Plasmalogens Week #1 – Overview | Surface Your Real Self

It’s been a while since I curated plasmalogen papers. Let’s start out a week’s worth of 2025 papers with a review of plasmalogens as biomarkers:

“Reduced levels of plasmalogens in circulation or in cell membranes are associated with rare peroxisomal disorders, systemic disease, neurological impairment, cancer, and diseases of the heart, kidney, and liver. Roles for plasmalogens have been identified in lipid rafts, myelin, chlorolipids, bromolipids, hemostasis, cholesterol metabolism, and redox responses.

Plasmalogens account for approximately 5-20% of the phospholipids in mammalian cell membranes. Circulating choline and ethanolamine are incorporated into lipid membranes through the synthesis of plasmalogens. These lipids are formed through a separate multistep process involving precursors in the cytoplasm, peroxisome, and endoplasmic reticulum.

Cytochrome c (cyt-c) typically serves as an electron carrier in the mitochondrial membrane, but under oxidative stress, cyt-c undergoes a conformational alteration conferring peroxidase activity that cleaves the vinyl-ether linkage in plasmalogens. Plasmalogens may act as precursors to platelet-activating factor (PAF), and PAF can be enzymatically converted to plasmalogens. PAF is a potent pro-inflammatory mediator in cancer, cardiovascular, neurological, chronic and infectious disease, suggesting that increased PAF levels may inversely correspond to lower ethanolamine plasmalogen levels identified in human diseases.

Plasmalogens are abundant in myelin, and crucial to the function of central nervous system oligodendrocytes and peripheral nervous system Schwann cells in supporting neuronal action potential.

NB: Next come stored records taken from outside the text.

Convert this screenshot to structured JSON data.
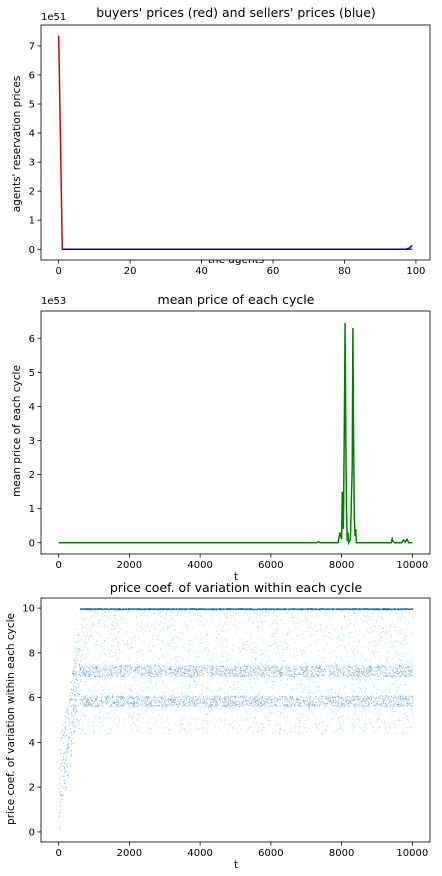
{
  "chart_data": [
    {
      "type": "line",
      "title": "buyers' prices (red) and sellers' prices (blue)",
      "xlabel": "the agents",
      "ylabel": "agents' reservation prices",
      "offset_text": "1e51",
      "xlim": [
        -4.95,
        103.95
      ],
      "ylim": [
        -0.37,
        7.72
      ],
      "xticks": [
        0,
        20,
        40,
        60,
        80,
        100
      ],
      "xtick_labels": [
        "0",
        "20",
        "40",
        "60",
        "80",
        "100"
      ],
      "yticks": [
        0,
        1,
        2,
        3,
        4,
        5,
        6,
        7
      ],
      "ytick_labels": [
        "0",
        "1",
        "2",
        "3",
        "4",
        "5",
        "6",
        "7"
      ],
      "colors": {
        "buyers": "#e00000",
        "sellers": "#0000ee"
      },
      "series": [
        {
          "color": "red",
          "x": [
            0,
            1,
            2,
            99
          ],
          "y": [
            7.35,
            0,
            0,
            0
          ]
        },
        {
          "color": "blue",
          "x": [
            1,
            97,
            98,
            99
          ],
          "y": [
            0,
            0,
            0.03,
            0.13
          ]
        }
      ]
    },
    {
      "type": "line",
      "title": "mean price of each cycle",
      "xlabel": "t",
      "ylabel": "mean price of each cycle",
      "offset_text": "1e53",
      "xlim": [
        -500,
        10500
      ],
      "ylim": [
        -0.33,
        6.8
      ],
      "xticks": [
        0,
        2000,
        4000,
        6000,
        8000,
        10000
      ],
      "xtick_labels": [
        "0",
        "2000",
        "4000",
        "6000",
        "8000",
        "10000"
      ],
      "yticks": [
        0,
        1,
        2,
        3,
        4,
        5,
        6
      ],
      "ytick_labels": [
        "0",
        "1",
        "2",
        "3",
        "4",
        "5",
        "6"
      ],
      "colors": {
        "line": "#008000"
      },
      "series": [
        {
          "color": "green",
          "x": [
            0,
            7300,
            7350,
            7400,
            7900,
            7950,
            8000,
            8020,
            8050,
            8080,
            8100,
            8120,
            8140,
            8160,
            8180,
            8200,
            8250,
            8300,
            8320,
            8340,
            8360,
            8380,
            8400,
            8420,
            8450,
            9400,
            9430,
            9460,
            9500,
            9700,
            9750,
            9800,
            9850,
            9900,
            10000
          ],
          "y": [
            0,
            0,
            0.03,
            0,
            0,
            0.3,
            0.1,
            1.5,
            0.4,
            3.7,
            6.45,
            3.2,
            1.0,
            0.05,
            0.3,
            0,
            0.1,
            2.2,
            6.3,
            3.1,
            0.8,
            0.2,
            0.4,
            0,
            0,
            0,
            0.12,
            0.03,
            0,
            0,
            0.08,
            0.02,
            0.1,
            0,
            0
          ]
        }
      ]
    },
    {
      "type": "scatter",
      "title": "price coef. of variation within each cycle",
      "xlabel": "t",
      "ylabel": "price coef. of variation within each cycle",
      "xlim": [
        -500,
        10500
      ],
      "ylim": [
        -0.45,
        10.45
      ],
      "xticks": [
        0,
        2000,
        4000,
        6000,
        8000,
        10000
      ],
      "xtick_labels": [
        "0",
        "2000",
        "4000",
        "6000",
        "8000",
        "10000"
      ],
      "yticks": [
        0,
        2,
        4,
        6,
        8,
        10
      ],
      "ytick_labels": [
        "0",
        "2",
        "4",
        "6",
        "8",
        "10"
      ],
      "colors": {
        "points": "#1f77b4"
      },
      "bands": [
        {
          "y": 9.97,
          "x_start": 600,
          "x_end": 10000,
          "density": "high"
        },
        {
          "y": 7.2,
          "x_start": 600,
          "x_end": 10000,
          "density": "medium"
        },
        {
          "y": 5.85,
          "x_start": 600,
          "x_end": 10000,
          "density": "medium"
        }
      ],
      "early_ramp": [
        {
          "x": 0,
          "y": 0.5
        },
        {
          "x": 50,
          "y": 2.0
        },
        {
          "x": 100,
          "y": 2.5
        },
        {
          "x": 200,
          "y": 3.0
        },
        {
          "x": 300,
          "y": 3.7
        },
        {
          "x": 400,
          "y": 5.0
        },
        {
          "x": 500,
          "y": 6.0
        },
        {
          "x": 600,
          "y": 7.0
        }
      ]
    }
  ]
}
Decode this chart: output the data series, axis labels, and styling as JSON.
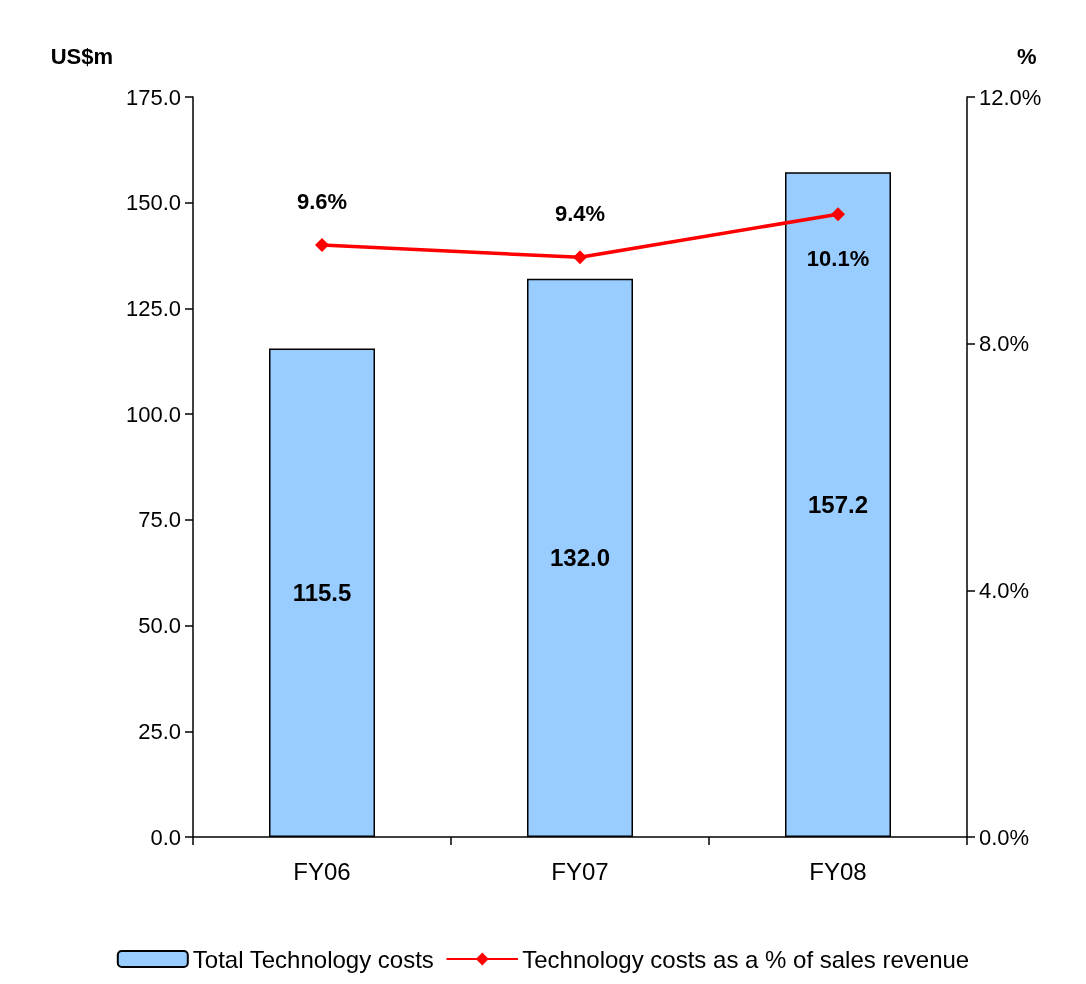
{
  "chart_data": {
    "type": "bar",
    "ylabel": "US$m",
    "y2label": "%",
    "categories": [
      "FY06",
      "FY07",
      "FY08"
    ],
    "series": [
      {
        "name": "Total Technology costs",
        "color": "#99ccff",
        "values": [
          115.5,
          132.0,
          157.2
        ],
        "value_labels": [
          "115.5",
          "132.0",
          "157.2"
        ]
      },
      {
        "name": "Technology costs as a % of sales revenue",
        "type": "line",
        "axis": "y2",
        "color": "#ff0000",
        "marker": "diamond",
        "values": [
          9.6,
          9.4,
          10.1
        ],
        "value_labels": [
          "9.6%",
          "9.4%",
          "10.1%"
        ]
      }
    ],
    "ylim": [
      0,
      175
    ],
    "yticks": [
      {
        "value": 0,
        "label": "0.0"
      },
      {
        "value": 25,
        "label": "25.0"
      },
      {
        "value": 50,
        "label": "50.0"
      },
      {
        "value": 75,
        "label": "75.0"
      },
      {
        "value": 100,
        "label": "100.0"
      },
      {
        "value": 125,
        "label": "125.0"
      },
      {
        "value": 150,
        "label": "150.0"
      },
      {
        "value": 175,
        "label": "175.0"
      }
    ],
    "y2lim": [
      0,
      12
    ],
    "y2ticks": [
      {
        "value": 0,
        "label": "0.0%"
      },
      {
        "value": 4,
        "label": "4.0%"
      },
      {
        "value": 8,
        "label": "8.0%"
      },
      {
        "value": 12,
        "label": "12.0%"
      }
    ],
    "grid": false,
    "legend": "bottom"
  }
}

Catabolism of plasmalogens occurs in response to oxidative stress and activation of TLRs, which promote pro-inflammatory responses during disease progression. Release of fatty acids (e.g., arachidonic acid, eicosapentaenoic acid, docosahexaenoic acid) during plasmalogen catabolism can either exacerbate or resolve pro-inflammatory and thrombotic responses depending on the type of fatty acid released and mediator produced.

Continued research of the types of plasmalogens and plasmalogen precursors and their natural or synthetic sources, the frequency and amount of plasmalogens administered, the route of administration, and the timing of treatment is needed.”

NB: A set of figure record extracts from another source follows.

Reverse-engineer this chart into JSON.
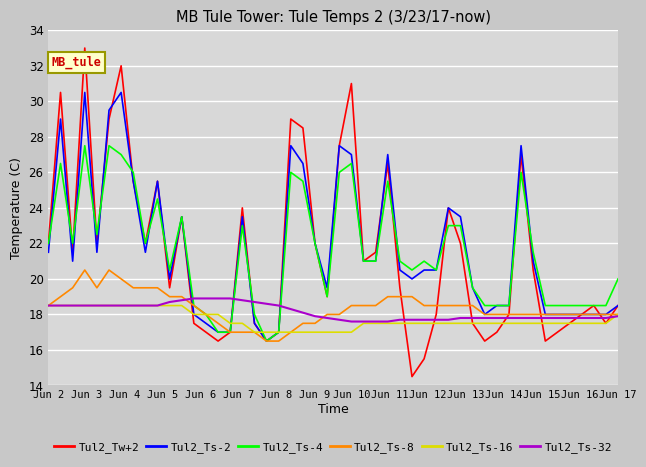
{
  "title": "MB Tule Tower: Tule Temps 2 (3/23/17-now)",
  "xlabel": "Time",
  "ylabel": "Temperature (C)",
  "ylim": [
    14,
    34
  ],
  "yticks": [
    14,
    16,
    18,
    20,
    22,
    24,
    26,
    28,
    30,
    32,
    34
  ],
  "x_labels": [
    "Jun 2",
    "Jun 3",
    "Jun 4",
    "Jun 5",
    "Jun 6",
    "Jun 7",
    "Jun 8",
    "Jun 9",
    "Jun 10",
    "Jun 11",
    "Jun 12",
    "Jun 13",
    "Jun 14",
    "Jun 15",
    "Jun 16",
    "Jun 17"
  ],
  "background_color": "#d8d8d8",
  "plot_bg_color": "#d8d8d8",
  "fig_bg_color": "#c8c8c8",
  "grid_color": "#ffffff",
  "legend_box": {
    "text": "MB_tule",
    "bg": "#ffffcc",
    "edge": "#999900",
    "text_color": "#cc0000"
  },
  "series_order": [
    "Tul2_Tw+2",
    "Tul2_Ts-2",
    "Tul2_Ts-4",
    "Tul2_Ts-8",
    "Tul2_Ts-16",
    "Tul2_Ts-32"
  ],
  "series": {
    "Tul2_Tw+2": {
      "color": "#ff0000",
      "lw": 1.2,
      "y": [
        22.0,
        30.5,
        21.5,
        33.0,
        22.0,
        29.0,
        32.0,
        25.5,
        22.0,
        25.5,
        19.5,
        23.5,
        17.5,
        17.0,
        16.5,
        17.0,
        24.0,
        17.5,
        16.5,
        17.0,
        29.0,
        28.5,
        22.0,
        19.0,
        27.5,
        31.0,
        21.0,
        21.5,
        26.5,
        19.5,
        14.5,
        15.5,
        18.0,
        24.0,
        22.0,
        17.5,
        16.5,
        17.0,
        18.0,
        27.0,
        20.5,
        16.5,
        17.0,
        17.5,
        18.0,
        18.5,
        17.5,
        18.5
      ]
    },
    "Tul2_Ts-2": {
      "color": "#0000ff",
      "lw": 1.2,
      "y": [
        21.5,
        29.0,
        21.0,
        30.5,
        21.5,
        29.5,
        30.5,
        25.5,
        21.5,
        25.5,
        20.0,
        23.5,
        18.0,
        17.5,
        17.0,
        17.0,
        23.5,
        17.5,
        16.5,
        17.0,
        27.5,
        26.5,
        22.0,
        19.5,
        27.5,
        27.0,
        21.0,
        21.0,
        27.0,
        20.5,
        20.0,
        20.5,
        20.5,
        24.0,
        23.5,
        19.5,
        18.0,
        18.5,
        18.5,
        27.5,
        21.0,
        18.0,
        18.0,
        18.0,
        18.0,
        18.0,
        18.0,
        18.5
      ]
    },
    "Tul2_Ts-4": {
      "color": "#00ff00",
      "lw": 1.2,
      "y": [
        22.0,
        26.5,
        22.0,
        27.5,
        22.5,
        27.5,
        27.0,
        26.0,
        22.0,
        24.5,
        20.5,
        23.5,
        18.5,
        18.0,
        17.0,
        17.0,
        23.0,
        18.0,
        16.5,
        17.0,
        26.0,
        25.5,
        22.0,
        19.0,
        26.0,
        26.5,
        21.0,
        21.0,
        25.5,
        21.0,
        20.5,
        21.0,
        20.5,
        23.0,
        23.0,
        19.5,
        18.5,
        18.5,
        18.5,
        26.0,
        21.5,
        18.5,
        18.5,
        18.5,
        18.5,
        18.5,
        18.5,
        20.0
      ]
    },
    "Tul2_Ts-8": {
      "color": "#ff8800",
      "lw": 1.2,
      "y": [
        18.5,
        19.0,
        19.5,
        20.5,
        19.5,
        20.5,
        20.0,
        19.5,
        19.5,
        19.5,
        19.0,
        19.0,
        18.5,
        18.0,
        17.5,
        17.0,
        17.0,
        17.0,
        16.5,
        16.5,
        17.0,
        17.5,
        17.5,
        18.0,
        18.0,
        18.5,
        18.5,
        18.5,
        19.0,
        19.0,
        19.0,
        18.5,
        18.5,
        18.5,
        18.5,
        18.5,
        18.0,
        18.0,
        18.0,
        18.0,
        18.0,
        18.0,
        18.0,
        18.0,
        18.0,
        18.0,
        18.0,
        18.0
      ]
    },
    "Tul2_Ts-16": {
      "color": "#dddd00",
      "lw": 1.2,
      "y": [
        18.5,
        18.5,
        18.5,
        18.5,
        18.5,
        18.5,
        18.5,
        18.5,
        18.5,
        18.5,
        18.5,
        18.5,
        18.0,
        18.0,
        18.0,
        17.5,
        17.5,
        17.0,
        17.0,
        17.0,
        17.0,
        17.0,
        17.0,
        17.0,
        17.0,
        17.0,
        17.5,
        17.5,
        17.5,
        17.5,
        17.5,
        17.5,
        17.5,
        17.5,
        17.5,
        17.5,
        17.5,
        17.5,
        17.5,
        17.5,
        17.5,
        17.5,
        17.5,
        17.5,
        17.5,
        17.5,
        17.5,
        18.0
      ]
    },
    "Tul2_Ts-32": {
      "color": "#aa00cc",
      "lw": 1.5,
      "y": [
        18.5,
        18.5,
        18.5,
        18.5,
        18.5,
        18.5,
        18.5,
        18.5,
        18.5,
        18.5,
        18.7,
        18.8,
        18.9,
        18.9,
        18.9,
        18.9,
        18.8,
        18.7,
        18.6,
        18.5,
        18.3,
        18.1,
        17.9,
        17.8,
        17.7,
        17.6,
        17.6,
        17.6,
        17.6,
        17.7,
        17.7,
        17.7,
        17.7,
        17.7,
        17.8,
        17.8,
        17.8,
        17.8,
        17.8,
        17.8,
        17.8,
        17.8,
        17.8,
        17.8,
        17.8,
        17.8,
        17.8,
        17.9
      ]
    }
  }
}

https://www.jlr.org/article/S0022-2275(25)00188-9/fulltext “Plasmalogens as biomarkers and therapeutic targets”

A second review highlighted various strategies for regulating plasmalogen levels:

“Plasmalogens serve as significant structural components of cellular membranes, particularly enriched in tissues with high membrane trafficking. Plasmalogens are recognized as major reservoirs for polyunsaturated fatty acids (PUFAs), notably docosahexaenoic acid (DHA) and arachidonic acid (AA). Incorporation of these PUFAs influences membrane physical properties, including fluidity and the propensity to form non-lamellar structures.

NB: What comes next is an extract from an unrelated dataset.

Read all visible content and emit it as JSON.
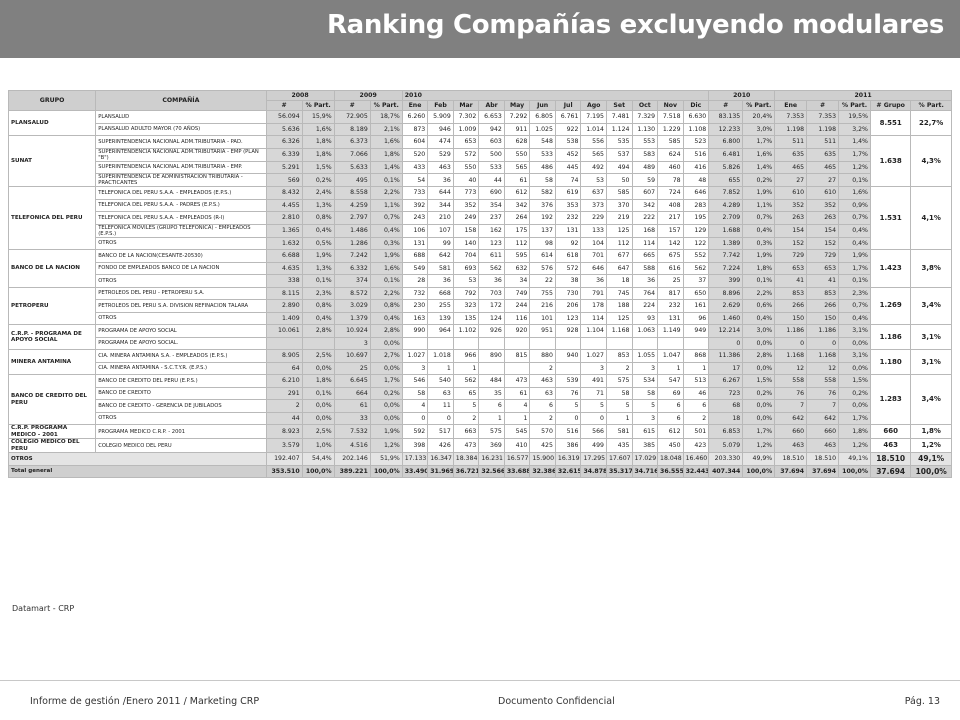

Effective delivery of plasmalogens or their precursors faces significant hurdles, including chemical instability (especially oxidation of the vinyl-ether bond), low oral bioavailability, and challenges in crossing biological barriers like the blood–brain barrier (BBB). Exploration of plasmalogen-based nanoparticles is currently quite limited.”

https://faseb.onlinelibrary.wiley.com/doi/10.1096/fba.2025-00010 “Plasmalogen as a Bioactive Lipid Drug: From Preclinical Research Challenges to Opportunities in Nanomedicine”

Yeah, no. Everything the public was told about lipid nanoparticles this decade was propaganda in service of an agenda. The real stories are gathered in papers I haven’t curated, such as Lipid Nanoparticles as Active Biointerfaces: From Membrane Interaction to Systemic Dysregulation.